Svante August Arrhenius (1859-1927) studied at Uppsala in Stockholm, and at Riga with Wilhelm Ostwald. He then worked in Germany and in Amsterdam with van’t Hoff. In 1891, he was appointed lecturer and in 1895, professor of physics at the Technical University in Stockholm. He was director of the Nobel Institute at Stockholm from 1905 until his death. Best known for his ionization theory of solutions, Arrhenius won the Nobel Prize in Chemistry in 1903.

William Henry Bragg (1862-1942), edu­cated at Cambridge, became professor of mathematics at Adelaide in South Australia. In 1909, he returned to Leeds and in 1915, became professor of physics at London University. His son, William Lawrence Bragg (1890-1971), born in Adelaide, shared the Nobel Prize with his father in 1915. Ernest Rutherford (1871-1937), born in New Zea­land, was a research student at Cambridge University and, later, professor of physics at McGill University in Montreal (where he worked on radioactivity) and the universities of Man­chester and Cambridge. He won the Nobel Prize in Chemistry in 1908.

Vladimir Ipatieff (1867-1952), born in Mos­cow, studied at the Artillery Academy in Saint Petersburg, becoming professor there after graduation in 1892. He emi­grated to the United States in 1931 to direct research at Uni­versal Oil Products in Chicago. His work on the precipitation of metals from aqueous solutions by hydrogen was applied in Canada 50 years later to produce metallic nickel and cobalt.

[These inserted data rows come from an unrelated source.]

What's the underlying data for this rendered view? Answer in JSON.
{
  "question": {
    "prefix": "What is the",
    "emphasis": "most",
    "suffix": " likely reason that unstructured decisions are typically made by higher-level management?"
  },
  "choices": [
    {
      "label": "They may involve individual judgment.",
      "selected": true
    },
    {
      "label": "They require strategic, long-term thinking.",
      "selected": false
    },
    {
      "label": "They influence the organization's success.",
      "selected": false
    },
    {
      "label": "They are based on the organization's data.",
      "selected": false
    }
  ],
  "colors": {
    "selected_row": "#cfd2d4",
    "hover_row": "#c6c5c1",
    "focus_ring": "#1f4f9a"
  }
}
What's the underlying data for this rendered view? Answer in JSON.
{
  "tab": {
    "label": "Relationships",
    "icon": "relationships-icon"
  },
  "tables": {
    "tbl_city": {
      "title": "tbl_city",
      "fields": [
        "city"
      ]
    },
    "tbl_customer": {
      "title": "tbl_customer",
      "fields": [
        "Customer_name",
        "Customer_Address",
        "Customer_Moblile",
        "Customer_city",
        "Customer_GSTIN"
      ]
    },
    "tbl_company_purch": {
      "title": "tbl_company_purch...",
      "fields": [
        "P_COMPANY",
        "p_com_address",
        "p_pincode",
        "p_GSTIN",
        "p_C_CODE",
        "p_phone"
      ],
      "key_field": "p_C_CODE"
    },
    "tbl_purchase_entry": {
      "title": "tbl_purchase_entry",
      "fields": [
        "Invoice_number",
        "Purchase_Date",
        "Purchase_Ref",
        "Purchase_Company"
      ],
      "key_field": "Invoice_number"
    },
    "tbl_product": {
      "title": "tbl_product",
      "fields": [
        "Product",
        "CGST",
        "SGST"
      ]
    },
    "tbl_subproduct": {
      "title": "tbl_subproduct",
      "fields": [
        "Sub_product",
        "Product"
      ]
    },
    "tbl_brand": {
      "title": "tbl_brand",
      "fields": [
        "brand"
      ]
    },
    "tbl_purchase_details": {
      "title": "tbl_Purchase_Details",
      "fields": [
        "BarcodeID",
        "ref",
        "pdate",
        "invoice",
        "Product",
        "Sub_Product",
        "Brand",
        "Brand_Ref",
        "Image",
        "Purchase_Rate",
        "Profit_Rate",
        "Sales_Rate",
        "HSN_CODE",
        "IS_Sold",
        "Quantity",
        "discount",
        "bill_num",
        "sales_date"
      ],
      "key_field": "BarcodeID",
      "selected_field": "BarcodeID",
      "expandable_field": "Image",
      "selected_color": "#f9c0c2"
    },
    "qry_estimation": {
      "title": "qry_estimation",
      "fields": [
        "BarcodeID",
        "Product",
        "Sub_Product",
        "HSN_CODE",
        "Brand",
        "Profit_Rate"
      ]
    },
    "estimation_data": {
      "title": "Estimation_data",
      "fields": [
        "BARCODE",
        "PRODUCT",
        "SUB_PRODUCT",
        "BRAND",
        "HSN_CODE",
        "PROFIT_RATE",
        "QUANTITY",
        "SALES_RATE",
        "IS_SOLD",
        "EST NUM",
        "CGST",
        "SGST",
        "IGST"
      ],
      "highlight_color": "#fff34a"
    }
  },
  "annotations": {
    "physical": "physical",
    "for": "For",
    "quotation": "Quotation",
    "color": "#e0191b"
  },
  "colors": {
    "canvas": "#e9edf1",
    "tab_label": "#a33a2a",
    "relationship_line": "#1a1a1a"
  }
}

In 1879, the young Joseph Mellor (1869-1938) moved with his family from England to New Zealand. His working-class background ruled out any thoughts of higher education. Aged 13, he left school to take employment in boot manufacturing. In the evenings, however, he read second-hand or borrowed books. Mellor’s remarkable efforts at self-education came to the attention of the director of the local technical school, who arranged for him to attend classes at the University of Otago in Dunedin. In 1898, he graduated with first-class honours and won a scholarship to study in Manchester, England. Mellor published five books on inorganic chemistry (1912-30) and numerous pioneering texts on mathematics for chemists (1902), chemical kinetics (1904), quantitative chemical analysis (1914), clay and pottery (1914) and metallography (1916). His major work, however, is a monumental 16-volume, 15,320-page Comprehensive Treatise on Theoretical and Inorganic Chemistry, published between 1927 and 1937.

Frederick Soddy (1877-1956) was born in East­bourne, England. He worked with Rutherford at McGill in Montreal and with Ramsay in London. In 1914, he became professor of chemistry at Aberdeen and in 1919, at Oxford. He received the Nobel Prize for Chemistry in 1921 for his work on isotopes. Hans Geiger (1882-1945), born in Neustadt a.d. Haardt in Germany, worked with Rutherford in Manches­ter. In 1925, he was appointed at the Berlin Technical Institute, where he invented the eponymous counter for measuring radioactivity.

Otto Hahn (1879-1968) was born in Frankfurt am Main in Ger­many. He obtained a doctorate in organic chemistry from the University of Marburg in 1901. He left for England in 1904 to work with William Ramsay at University College. There, in 1905, he discovered radiothorium (an isotope of thorium). Later that year, he left to work with Ernest Rutherford in Montreal, where, in 1906, he discovered radioac­tinium (another thorium isotope). He then returned home to work at the University of Berlin. In 1907, he discovered mesothorium (a radium isotope). That year, Lise Meitner joined his labora­tory. In 1918, with Meitner, he discovered proto-actinium (protoactinium). In 1933, he was visiting professor at Cornell University. On returning to Berlin, he moved to the Kaiser Wilhelm Insti­tute for Chemistry.

Between 1935 and 1938, Hahn, Meitner and Strassmann repeated Fermi’s experiments (bombarding uranium with neutrons). They confirmed the transuranium element and believed they had dis­covered several isotopes of radium. In 1939, Hahn and Strassmann announced the “bursting” of uranium atoms. In 1945, Hahn was arrested, along with several colleagues, by the allied forces and interned near Cambridge, England. He was awarded the 1944 Nobel Prize for Chemistry during his internment. In 1946, he returned to West Germany to become president of the Kaiser Wil­helm Society, which changed its name in 1948 to the Max Planck Society in honour of the deceased scientist.